Urea: A Low Cost Nitrogen Fertilizer with Special Management Requirements

Tall grass

Urea (46-0-0) usually has the lowest cost per pound of nitrogen compared to other single-element nitrogen fertilizers. However, urea undergoes unique chemical transformations when field applied and severe losses in efficiency may result if special management practices are not followed. The purpose of this fact sheet is to briefly describe urea transformations and to suggest how urea-N may be conserved with proper management in the field.

Urea Composition and Transformation  in the Field

In common with most commercial nitrogen fertilizers, urea is manufactured from anhydrous ammonia (NH3). The high analysis of urea—46% N—is the main reason for the low cost of this form of nitrogen fertilizer. Freight costs and storage and handling are all lower than with lower analysis fertilizers such as ammonium nitrate (34-0-0) or ammonium sulfate (21-0-0).

When field applied, urea changes to ammonium bicarbonate. This is a natural process resulting from the activity of the enzyme urease. Chemically the reaction is:

(NH2)CO + 2H2O ))) NH4HCO3 + OH-

This chemical reaction takes place after the urea is dissolved in water and will be complete within about 48 hours under field conditions. The water solution in which the reaction takes place has an alkaline pH, to as high as 8.5, and the ammonium (NH4+) tends to convert to ammonia gas (NH3). This gas will volatilize to the air if not protected. Urea placed on the soil surface or plant foliage may loose from 50% to 90% of its N as ammonia if not protected within a few hours of application.

Conserving Urea-N

If the urea-to-NH4 reaction takes place in the soil the nitrogen will be captured as exchangeable ammonium on the soil exchange complex and little if any loss of ammonia gas to the air will occur. Therefore, the key to conserving urea fertilizer nitrogen is to put the urea into the soil and not merely on the soil.

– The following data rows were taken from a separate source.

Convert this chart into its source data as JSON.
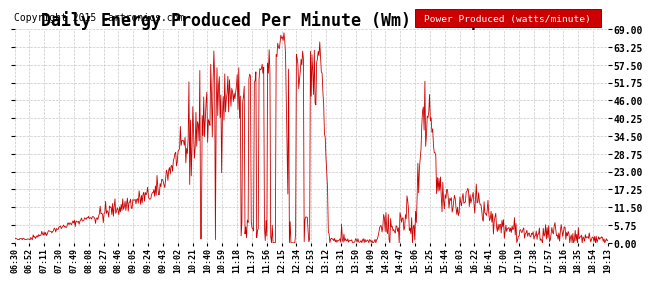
{
  "title": "Daily Energy Produced Per Minute (Wm) Fri Apr 10 19:28",
  "copyright": "Copyright 2015 Cartronics.com",
  "legend_label": "Power Produced (watts/minute)",
  "ylabel_right_ticks": [
    0.0,
    5.75,
    11.5,
    17.25,
    23.0,
    28.75,
    34.5,
    40.25,
    46.0,
    51.75,
    57.5,
    63.25,
    69.0
  ],
  "ymin": 0.0,
  "ymax": 69.0,
  "line_color": "#cc0000",
  "bg_color": "#ffffff",
  "grid_color": "#c8c8c8",
  "title_fontsize": 12,
  "copyright_fontsize": 7,
  "legend_bg": "#cc0000",
  "legend_text_color": "#ffffff",
  "x_tick_labels": [
    "06:30",
    "06:52",
    "07:11",
    "07:30",
    "07:49",
    "08:08",
    "08:27",
    "08:46",
    "09:05",
    "09:24",
    "09:43",
    "10:02",
    "10:21",
    "10:40",
    "10:59",
    "11:18",
    "11:37",
    "11:56",
    "12:15",
    "12:34",
    "12:53",
    "13:12",
    "13:31",
    "13:50",
    "14:09",
    "14:28",
    "14:47",
    "15:06",
    "15:25",
    "15:44",
    "16:03",
    "16:22",
    "16:41",
    "17:00",
    "17:19",
    "17:38",
    "17:57",
    "18:16",
    "18:35",
    "18:54",
    "19:13"
  ]
}
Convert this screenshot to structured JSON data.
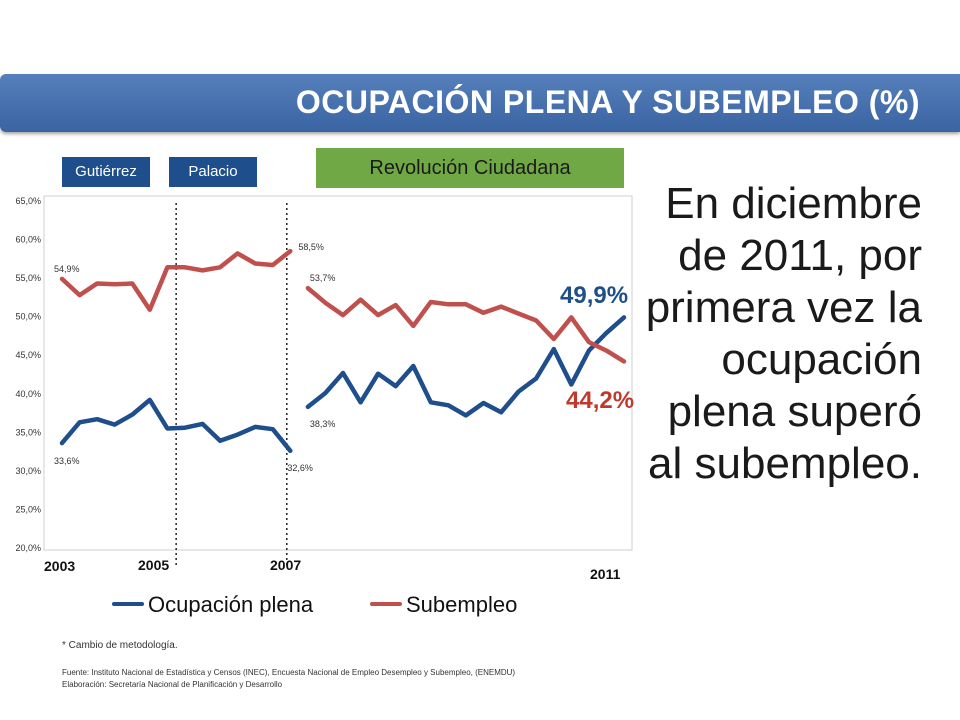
{
  "header": {
    "title": "OCUPACIÓN PLENA Y SUBEMPLEO (%)"
  },
  "eras": {
    "gutierrez": "Gutiérrez",
    "palacio": "Palacio",
    "revolucion": "Revolución Ciudadana"
  },
  "colors": {
    "banner": "#3a64a2",
    "ocupacion": "#1f4e8c",
    "subempleo": "#c0504d",
    "revolucion": "#6fa845"
  },
  "message": {
    "text": "En diciembre de 2011, por primera vez la ocupación plena superó al subempleo",
    "end": "."
  },
  "callouts": {
    "ocupacion_final": "49,9%",
    "subempleo_final": "44,2%"
  },
  "chart_data": {
    "type": "line",
    "ylim": [
      20,
      65
    ],
    "yticks": [
      "20,0%",
      "25,0%",
      "30,0%",
      "35,0%",
      "40,0%",
      "45,0%",
      "50,0%",
      "55,0%",
      "60,0%",
      "65,0%"
    ],
    "year_labels": [
      "2003",
      "2005",
      "2007",
      "2011"
    ],
    "point_count": 33,
    "series": [
      {
        "name": "Ocupación plena",
        "segments": [
          [
            {
              "i": 0,
              "v": 33.6
            },
            {
              "i": 1,
              "v": 36.3
            },
            {
              "i": 2,
              "v": 36.7
            },
            {
              "i": 3,
              "v": 36.0
            },
            {
              "i": 4,
              "v": 37.3
            },
            {
              "i": 5,
              "v": 39.2
            },
            {
              "i": 6,
              "v": 35.5
            },
            {
              "i": 7,
              "v": 35.6
            },
            {
              "i": 8,
              "v": 36.1
            },
            {
              "i": 9,
              "v": 33.9
            },
            {
              "i": 10,
              "v": 34.7
            },
            {
              "i": 11,
              "v": 35.7
            },
            {
              "i": 12,
              "v": 35.4
            },
            {
              "i": 13,
              "v": 32.6
            }
          ],
          [
            {
              "i": 14,
              "v": 38.3
            },
            {
              "i": 15,
              "v": 40.1
            },
            {
              "i": 16,
              "v": 42.7
            },
            {
              "i": 17,
              "v": 38.9
            },
            {
              "i": 18,
              "v": 42.6
            },
            {
              "i": 19,
              "v": 41.0
            },
            {
              "i": 20,
              "v": 43.6
            },
            {
              "i": 21,
              "v": 38.9
            },
            {
              "i": 22,
              "v": 38.5
            },
            {
              "i": 23,
              "v": 37.2
            },
            {
              "i": 24,
              "v": 38.8
            },
            {
              "i": 25,
              "v": 37.6
            },
            {
              "i": 26,
              "v": 40.3
            },
            {
              "i": 27,
              "v": 42.0
            },
            {
              "i": 28,
              "v": 45.8
            },
            {
              "i": 29,
              "v": 41.2
            },
            {
              "i": 30,
              "v": 45.6
            },
            {
              "i": 31,
              "v": 47.9
            },
            {
              "i": 32,
              "v": 49.9
            }
          ]
        ],
        "data_labels": [
          {
            "i": 0,
            "text": "33,6%"
          },
          {
            "i": 13,
            "text": "32,6%"
          },
          {
            "i": 14,
            "text": "38,3%"
          }
        ]
      },
      {
        "name": "Subempleo",
        "segments": [
          [
            {
              "i": 0,
              "v": 54.9
            },
            {
              "i": 1,
              "v": 52.8
            },
            {
              "i": 2,
              "v": 54.3
            },
            {
              "i": 3,
              "v": 54.2
            },
            {
              "i": 4,
              "v": 54.3
            },
            {
              "i": 5,
              "v": 50.9
            },
            {
              "i": 6,
              "v": 56.4
            },
            {
              "i": 7,
              "v": 56.4
            },
            {
              "i": 8,
              "v": 56.0
            },
            {
              "i": 9,
              "v": 56.4
            },
            {
              "i": 10,
              "v": 58.2
            },
            {
              "i": 11,
              "v": 56.9
            },
            {
              "i": 12,
              "v": 56.7
            },
            {
              "i": 13,
              "v": 58.5
            }
          ],
          [
            {
              "i": 14,
              "v": 53.7
            },
            {
              "i": 15,
              "v": 51.8
            },
            {
              "i": 16,
              "v": 50.2
            },
            {
              "i": 17,
              "v": 52.2
            },
            {
              "i": 18,
              "v": 50.2
            },
            {
              "i": 19,
              "v": 51.5
            },
            {
              "i": 20,
              "v": 48.8
            },
            {
              "i": 21,
              "v": 51.9
            },
            {
              "i": 22,
              "v": 51.6
            },
            {
              "i": 23,
              "v": 51.6
            },
            {
              "i": 24,
              "v": 50.5
            },
            {
              "i": 25,
              "v": 51.3
            },
            {
              "i": 26,
              "v": 50.4
            },
            {
              "i": 27,
              "v": 49.5
            },
            {
              "i": 28,
              "v": 47.1
            },
            {
              "i": 29,
              "v": 49.9
            },
            {
              "i": 30,
              "v": 46.7
            },
            {
              "i": 31,
              "v": 45.6
            },
            {
              "i": 32,
              "v": 44.2
            }
          ]
        ],
        "data_labels": [
          {
            "i": 0,
            "text": "54,9%"
          },
          {
            "i": 13,
            "text": "58,5%"
          },
          {
            "i": 14,
            "text": "53,7%"
          }
        ]
      }
    ],
    "vertical_markers": [
      {
        "i": 6.5
      },
      {
        "i": 12.8
      }
    ],
    "legend": "bottom",
    "grid": false
  },
  "footer": {
    "note": "* Cambio de metodología.",
    "source": "Fuente: Instituto Nacional de Estadística y Censos (INEC), Encuesta Nacional de Empleo Desempleo y Subempleo, (ENEMDU)",
    "elaboracion": "Elaboración: Secretaría Nacional de Planificación y Desarrollo"
  }
}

Soil incorporation of urea can be done several ways. Since urea is completely water soluble, when applied to the soil surface it can be moved down with irrigation water or rainfall, if one or the other occurs immediately after fertilization. Also, urea can be broadcast and plowed down immediately. And urea can be injected or banded into the soil.

Soil banding or injection is usually not feasible with an established crop such as pasture. Under these conditions the nitrogen fertilizer of choice would be either ammonium nitrate, ammonium sulfate, or one of the ammoniated phosphates (for example 11-52-0).

Urea is applied alone or in combination with other fertilizers. It is available in solid prills and in water solution. The latter includes a 50-50 mix of urea and ammonium nitrate, which is sold under various trade names and is guaranteed at 32% nitrogen (32-0-0). The urea-to-NH4 transformation will take place regardless of whether another nitrogen form or other fertilizer element is present in the fertilizer.


Urea is a low cost nitrogen fertilizer form. This is because of its high nitrogen composition and consequent low transport and storage costs. Urea may be the fertilizer of choice when only nitrogen is needed in a soil fertility program.

Urea converts to ammonium bicarbonate within about 48 hours after field application. Nitrogen in this form will tend to volatilize to the air as ammonia gas. This lost fertilizer investment risk can be minimized or eliminated by assuring that the urea gets into the soil and does not merely remain on the surface of the soil or crop foliage. This can be accomplished by irrigating in the urea; by plowdown soon after surface broadcast application; or by banding or injecting the urea directly into the soil.